Auf der Matte der Tatsachen

Die deutschen Turnerinnen sind mit großen Ambitionen nach Glasgow gereist – aber schon die Quali sorgte für Ernüchterung

Gottesanbeterin am Balken: Victoria Kajoe Foto: dpa

Aus Glasgow Sandra Schmidt

So hatte sich das niemand vorgestellt im deutschen Frauenturnen: Das Finale der besten acht Teams bei der Turn-Europameisterschaft am heutigen Samstag findet ohne sie statt. „Wir wollen unter die besten sechs Nationen kommen“, hatte Cheftrainerin Ulla Koch, die keineswegs für fehlenden Realitätssinn bekannt ist, kurz vor der Abreise nach Glasgow noch gesagt. Nach der Qualifikation am Donnerstagabend, sprich nach sieben Stürzen und einem völlig unerwarteten zehnten Rang im Klassement, sagte sie: „Im Moment habe ich keinen Rat.“

So rundum gelungen waren die allerwenigsten der insgesamt zwölf deutschen Übungen. Aber dass man nun ausgerechnet am Schwebebalken ein wahrhaftiges Debakel – zwei Turnerinnen fielen jeweils dreimal runter – erleben würde, war gespenstisch. War der Schwebebalken doch in den letzten Jahren ein Synonym für den steten Aufschwung des deutschen Frauenturnens geworden. Ein Aufschwung, der zu einem hervorragenden sechsten Platz im Teamfinale der Olympischen Spiele in Rio geführt hatte und im letzten Herbst zum ersten Weltmeistertitel nach dreißig Jahren: Pauline Schäfer ist amtierende Weltmeisterin, und zwar, genau: am ­Schwebebalken.

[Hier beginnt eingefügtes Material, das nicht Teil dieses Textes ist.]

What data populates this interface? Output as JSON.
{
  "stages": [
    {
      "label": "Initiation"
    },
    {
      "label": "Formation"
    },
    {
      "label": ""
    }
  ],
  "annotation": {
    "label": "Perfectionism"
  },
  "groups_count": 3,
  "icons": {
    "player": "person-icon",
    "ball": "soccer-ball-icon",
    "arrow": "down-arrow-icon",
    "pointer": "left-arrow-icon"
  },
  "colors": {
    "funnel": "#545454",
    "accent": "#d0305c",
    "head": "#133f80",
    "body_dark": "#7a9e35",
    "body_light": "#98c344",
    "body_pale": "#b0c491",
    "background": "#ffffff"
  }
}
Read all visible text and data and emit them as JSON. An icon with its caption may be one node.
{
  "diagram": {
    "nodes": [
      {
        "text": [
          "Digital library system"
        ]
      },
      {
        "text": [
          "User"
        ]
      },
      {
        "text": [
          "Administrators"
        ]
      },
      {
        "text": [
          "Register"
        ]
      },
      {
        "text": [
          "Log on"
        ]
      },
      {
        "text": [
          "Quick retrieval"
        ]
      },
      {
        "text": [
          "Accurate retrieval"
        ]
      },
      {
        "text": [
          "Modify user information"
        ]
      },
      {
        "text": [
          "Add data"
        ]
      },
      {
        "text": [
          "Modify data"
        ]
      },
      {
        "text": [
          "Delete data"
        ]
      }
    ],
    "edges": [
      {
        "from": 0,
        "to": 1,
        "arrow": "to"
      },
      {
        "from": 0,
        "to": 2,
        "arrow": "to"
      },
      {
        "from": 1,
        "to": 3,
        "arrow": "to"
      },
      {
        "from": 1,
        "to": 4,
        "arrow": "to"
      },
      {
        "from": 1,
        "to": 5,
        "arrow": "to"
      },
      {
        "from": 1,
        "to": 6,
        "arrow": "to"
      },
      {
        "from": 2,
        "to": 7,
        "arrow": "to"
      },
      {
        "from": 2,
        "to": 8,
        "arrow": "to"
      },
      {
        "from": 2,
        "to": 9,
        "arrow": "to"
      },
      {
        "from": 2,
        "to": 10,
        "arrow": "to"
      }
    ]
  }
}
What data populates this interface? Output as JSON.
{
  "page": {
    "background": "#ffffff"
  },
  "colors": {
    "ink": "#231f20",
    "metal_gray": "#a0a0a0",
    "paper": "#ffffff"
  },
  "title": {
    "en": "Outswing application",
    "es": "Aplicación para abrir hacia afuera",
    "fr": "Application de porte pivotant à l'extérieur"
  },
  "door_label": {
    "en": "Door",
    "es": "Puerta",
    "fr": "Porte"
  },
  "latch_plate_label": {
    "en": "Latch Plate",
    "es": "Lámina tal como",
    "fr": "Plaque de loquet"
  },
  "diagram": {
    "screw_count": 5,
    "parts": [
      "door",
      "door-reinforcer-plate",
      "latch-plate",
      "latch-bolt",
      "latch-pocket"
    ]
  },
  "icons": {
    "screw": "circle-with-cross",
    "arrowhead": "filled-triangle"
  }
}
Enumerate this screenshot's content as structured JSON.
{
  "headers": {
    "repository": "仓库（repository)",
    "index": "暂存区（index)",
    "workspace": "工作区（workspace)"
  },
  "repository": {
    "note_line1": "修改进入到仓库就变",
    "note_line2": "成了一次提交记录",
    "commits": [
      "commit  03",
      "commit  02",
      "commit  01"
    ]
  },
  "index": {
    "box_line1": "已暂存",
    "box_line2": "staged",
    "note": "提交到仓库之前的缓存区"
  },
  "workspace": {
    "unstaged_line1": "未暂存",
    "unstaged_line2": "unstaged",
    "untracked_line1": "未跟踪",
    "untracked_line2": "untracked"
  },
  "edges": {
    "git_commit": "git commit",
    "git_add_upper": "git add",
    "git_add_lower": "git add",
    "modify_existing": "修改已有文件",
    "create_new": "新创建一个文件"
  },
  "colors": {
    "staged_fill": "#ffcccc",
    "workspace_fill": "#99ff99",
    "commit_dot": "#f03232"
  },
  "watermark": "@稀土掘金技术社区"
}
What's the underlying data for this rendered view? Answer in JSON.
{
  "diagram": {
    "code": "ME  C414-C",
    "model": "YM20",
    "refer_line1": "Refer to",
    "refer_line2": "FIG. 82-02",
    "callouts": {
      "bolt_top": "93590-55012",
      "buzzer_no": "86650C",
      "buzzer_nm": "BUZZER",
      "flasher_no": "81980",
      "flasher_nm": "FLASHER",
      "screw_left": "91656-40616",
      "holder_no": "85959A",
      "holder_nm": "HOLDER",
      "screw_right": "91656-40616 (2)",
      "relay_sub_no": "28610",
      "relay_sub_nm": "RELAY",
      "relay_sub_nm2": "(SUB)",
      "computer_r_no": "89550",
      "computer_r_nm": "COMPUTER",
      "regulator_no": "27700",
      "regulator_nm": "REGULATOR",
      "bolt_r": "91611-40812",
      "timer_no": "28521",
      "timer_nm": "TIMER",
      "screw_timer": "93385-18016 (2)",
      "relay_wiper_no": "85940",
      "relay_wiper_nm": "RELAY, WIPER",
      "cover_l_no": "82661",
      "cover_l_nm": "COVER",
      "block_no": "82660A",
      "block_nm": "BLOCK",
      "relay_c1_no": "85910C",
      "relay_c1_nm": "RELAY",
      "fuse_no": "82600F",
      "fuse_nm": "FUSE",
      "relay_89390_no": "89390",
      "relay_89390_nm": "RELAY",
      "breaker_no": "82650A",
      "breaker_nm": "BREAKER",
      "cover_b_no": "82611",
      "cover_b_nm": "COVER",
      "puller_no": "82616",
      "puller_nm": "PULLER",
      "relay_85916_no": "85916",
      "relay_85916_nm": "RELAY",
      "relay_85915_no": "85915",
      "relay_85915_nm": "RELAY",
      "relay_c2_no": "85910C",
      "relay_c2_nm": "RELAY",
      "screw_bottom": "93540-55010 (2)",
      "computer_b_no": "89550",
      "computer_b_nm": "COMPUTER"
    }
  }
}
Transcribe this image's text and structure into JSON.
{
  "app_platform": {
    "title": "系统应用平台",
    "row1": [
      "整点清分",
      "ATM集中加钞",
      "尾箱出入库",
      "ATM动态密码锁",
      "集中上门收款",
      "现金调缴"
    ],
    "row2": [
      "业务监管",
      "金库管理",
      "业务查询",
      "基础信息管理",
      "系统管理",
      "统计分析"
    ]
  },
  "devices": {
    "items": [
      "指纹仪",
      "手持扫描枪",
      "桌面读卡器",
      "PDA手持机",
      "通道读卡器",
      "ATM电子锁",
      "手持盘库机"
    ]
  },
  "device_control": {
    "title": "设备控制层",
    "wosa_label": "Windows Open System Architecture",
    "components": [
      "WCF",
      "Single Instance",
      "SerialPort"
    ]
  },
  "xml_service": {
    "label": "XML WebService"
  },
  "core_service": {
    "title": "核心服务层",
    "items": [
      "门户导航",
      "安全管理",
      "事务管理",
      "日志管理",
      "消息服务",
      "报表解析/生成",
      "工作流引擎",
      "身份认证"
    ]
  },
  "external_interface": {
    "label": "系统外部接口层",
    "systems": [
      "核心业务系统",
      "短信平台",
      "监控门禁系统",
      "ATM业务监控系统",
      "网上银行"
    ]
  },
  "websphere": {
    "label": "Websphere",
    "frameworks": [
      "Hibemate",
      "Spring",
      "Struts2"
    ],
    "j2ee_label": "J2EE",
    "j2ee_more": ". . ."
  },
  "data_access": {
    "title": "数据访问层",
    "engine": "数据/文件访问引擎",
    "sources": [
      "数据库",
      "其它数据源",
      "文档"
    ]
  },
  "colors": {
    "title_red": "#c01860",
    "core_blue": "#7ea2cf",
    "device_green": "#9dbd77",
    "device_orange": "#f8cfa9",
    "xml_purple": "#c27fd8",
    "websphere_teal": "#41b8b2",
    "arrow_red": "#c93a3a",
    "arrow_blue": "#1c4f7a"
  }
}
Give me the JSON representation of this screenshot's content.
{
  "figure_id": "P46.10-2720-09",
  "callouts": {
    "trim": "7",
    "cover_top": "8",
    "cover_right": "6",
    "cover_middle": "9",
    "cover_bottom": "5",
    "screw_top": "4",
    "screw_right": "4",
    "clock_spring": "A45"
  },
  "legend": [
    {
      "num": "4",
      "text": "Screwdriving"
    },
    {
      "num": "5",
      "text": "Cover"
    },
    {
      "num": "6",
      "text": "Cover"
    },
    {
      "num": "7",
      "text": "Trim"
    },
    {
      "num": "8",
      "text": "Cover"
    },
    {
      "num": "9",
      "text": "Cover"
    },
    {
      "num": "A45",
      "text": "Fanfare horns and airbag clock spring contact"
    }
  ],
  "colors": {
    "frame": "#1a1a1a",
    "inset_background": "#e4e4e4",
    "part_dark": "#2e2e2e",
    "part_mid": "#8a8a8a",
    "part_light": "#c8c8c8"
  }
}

Und damit zu den erfreulichen Nachrichten: Die 21-jährige Sportsoldatin aus Chemnitz qualifizierte sich als Zweitbeste für das Finale am Sonntag. Außerdem darf Kim Bui am Barren und Sarah Voss am Sprung noch mal das bemerkenswert enthusiastische schottische Publikum genießen. So richtig freuen konnten sie sich nicht. Kim Bui, mit 29 Jahren und entsprechend viel Erfahrung, formulierte es so: „Es ist innen drinnen noch nicht so ganz sortiert.“ Die Aktivensprecherin wies einerseits auf das Format – in diesem Wettbewerb wird ohne Streichwertung geturnt –, andererseits auf den mangel an Erfahrung einiger Kameradinnen hin. „Ich hab ja auch mal jung angefangen. Aus Fehlern lernt man und kommt hoffentlich gestärkt wieder raus, auch als Team“, sagt sie.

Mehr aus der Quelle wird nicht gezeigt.